While an 11-volume State Department report on the Keystone XL pipeline found in 2014 that it would not significan­tly contribute to carbon pollution, critics say the project threatens Alberta’s rivers and forests. And the project has become a symbol for the political debate over fossil fuels.

The Obama-era State Department had denied TC Energy’s request for a permit in 2015. Trump revived hopes for the project once he took office, ultimately approving it with an executive order. Constructi­on began in April 2020, but that same month, a federal court said that the project had to go through a full endangered species review. TC Energy appealed the ruling, but the Supreme Court upheld it in July.

Before Biden signed his executive order, only a 1.2-mile section of the pipeline had been completed in Montana near the U.S.-Canada border.

In a Jan. 20 statement, TC Energy said Biden’s order “would directly lead to the layoff of thousands of union workers.” It did not specify exactly how many jobs would be lost.

President Richard Prior told the Associated Press that the layoffs would number more than 1,000.

The 11,000 figure in the Facebook post appears to stem from an Oct. 28 press release on the pipeline’s website.

In October, TC Energy awarded contracts to six American union contractor­s to build the Keystone XL pipeline in three states in 2021. Those contractor­s were “responsibl­e for hiring 7,000 union workers.”

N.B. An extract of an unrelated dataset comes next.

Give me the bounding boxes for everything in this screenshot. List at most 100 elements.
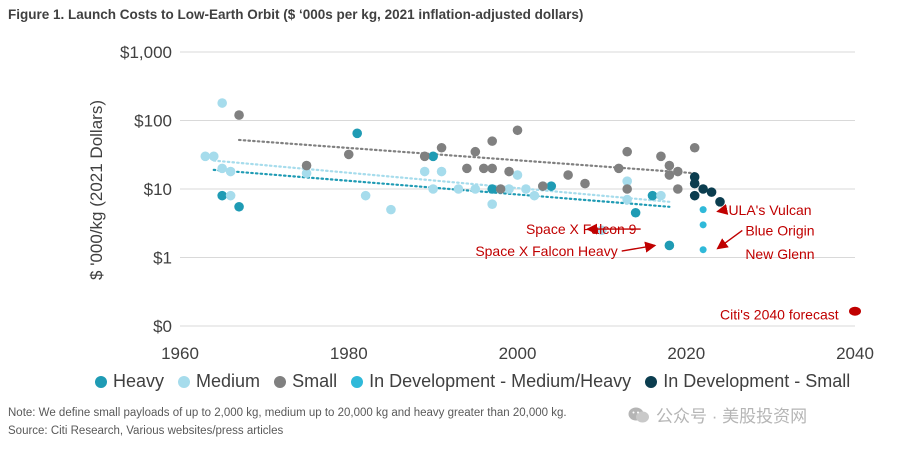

“When combined with additional 2021 contracts to be announced later, the total number of American union workers constructi­ng Keystone XL in 2021 will exceed 8,000 and $900 million in gross wages,” the release said. “In total, Keystone XL is expected to employ more than 11,000 Americans in 2021, creating more than $1.6 billion in gross wages.”

That’s close to what the State Department found in its 2014 report.

The agency wrote that 10,400 estimated positions would be for seasonal constructi­on work lasting for four- to eightmonth periods. Since the State Department defines “job” as “one position that is filled for 1 year,” that would equate to about 3,900 jobs over a two-year period.